Une troisième rencontre entre le pape et Torzi a suivi peu après, comme le rapporte Peña Parra :

"Dans les premiers jours de janvier 2019, le Saint-Père a reçu Torzi en audience avec l'intendant, le professeur Renato Giovannini et les Milanais et moi-même. Au cours d'une brève rencontre, le pape François a tenu à répéter à Torzi qu'il appréciait ce qu'il avait fait pour la Secrétairerie d'État, qu'il avait donné au substitut le mandat de réorganiser en profondeur la gestion patrimoniale et financière de la Secrétairerie d'État et que sa volonté était de "tourner la page et de repartir sur de nouvelles bases".

Les 1 000 actions ont effectivement été reprises par le Secrétariat d'État le 2 mai 2019, au prix de 10 millions d'euros.

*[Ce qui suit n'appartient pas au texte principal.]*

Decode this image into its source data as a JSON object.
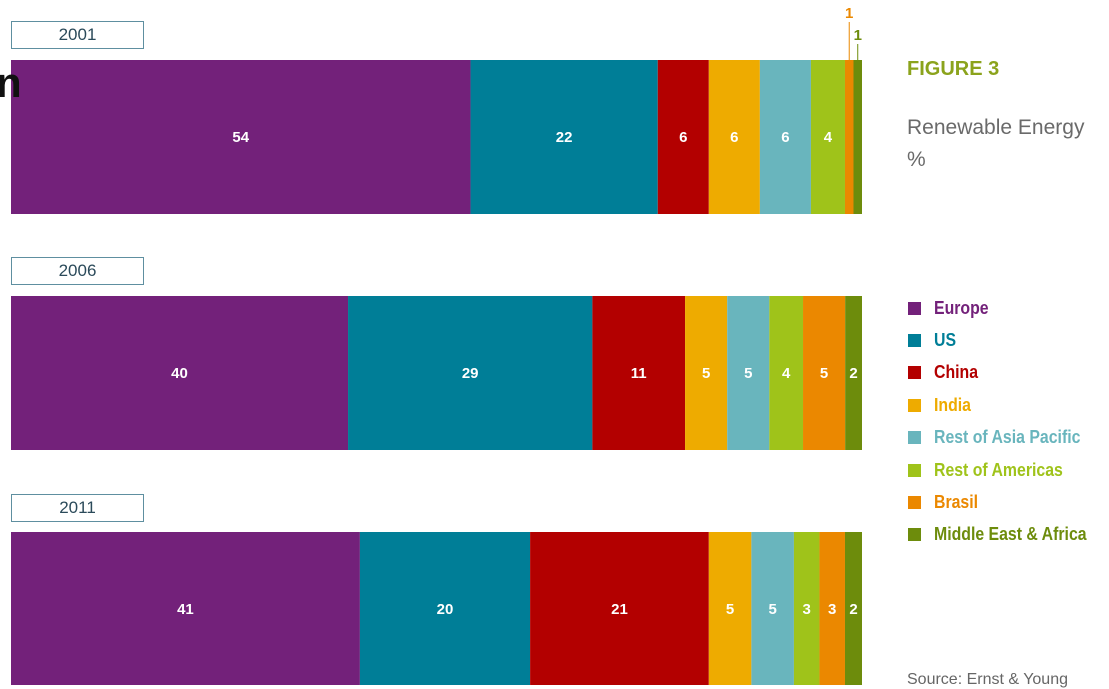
{
  "figure": {
    "title": "FIGURE 3",
    "subtitle_line1": "Renewable Energy",
    "subtitle_line2": "%",
    "source": "Source: Ernst & Young",
    "cut_glyph": "n"
  },
  "chart_data": {
    "type": "bar",
    "orientation": "horizontal-stacked",
    "xlim": [
      0,
      100
    ],
    "categories": [
      "2001",
      "2006",
      "2011"
    ],
    "series": [
      {
        "name": "Europe",
        "color": "#73217a",
        "values": [
          54,
          40,
          41
        ]
      },
      {
        "name": "US",
        "color": "#007e97",
        "values": [
          22,
          29,
          20
        ]
      },
      {
        "name": "China",
        "color": "#b30000",
        "values": [
          6,
          11,
          21
        ]
      },
      {
        "name": "India",
        "color": "#eeab00",
        "values": [
          6,
          5,
          5
        ]
      },
      {
        "name": "Rest of Asia Pacific",
        "color": "#69b5bd",
        "values": [
          6,
          5,
          5
        ]
      },
      {
        "name": "Rest of Americas",
        "color": "#9fc31a",
        "values": [
          4,
          4,
          3
        ]
      },
      {
        "name": "Brasil",
        "color": "#eb8800",
        "values": [
          1,
          5,
          3
        ]
      },
      {
        "name": "Middle East & Africa",
        "color": "#6d8c0c",
        "values": [
          1,
          2,
          2
        ]
      }
    ],
    "legend_position": "right"
  }
}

Cela n'a pas empêché Peña Parra d'écrire, dans la note, qu'il était "arrivé à la conviction que le Secrétariat d'État était victime d'une fraude", en raison de la manière dont le chef du bureau administratif avait opéré auparavant, "obligeant effectivement le Secrétariat d'État, au moment de la résiliation du contrat, à verser à Torzi" cette somme ostensible :

"En signant le contrat prématurément et, de toute façon, sans l'autorisation de ses supérieurs, Monseigneur Perlasca avait cédé à Torzi non seulement les mille parts, mais surtout le droit exclusif de gérer le bâtiment, [...] causant un préjudice financier considérable à la Secrétairerie d'État, sans parler du préjudice de réputation pour le Saint-Père et toute l'Église".

Il est un fait que la récupération des mille actions a été négociée et conclue avec François comme premier acteur, selon ce qui est écrit dans la note d'information de Peña Parra rendue publique à la demande du pape lui-même.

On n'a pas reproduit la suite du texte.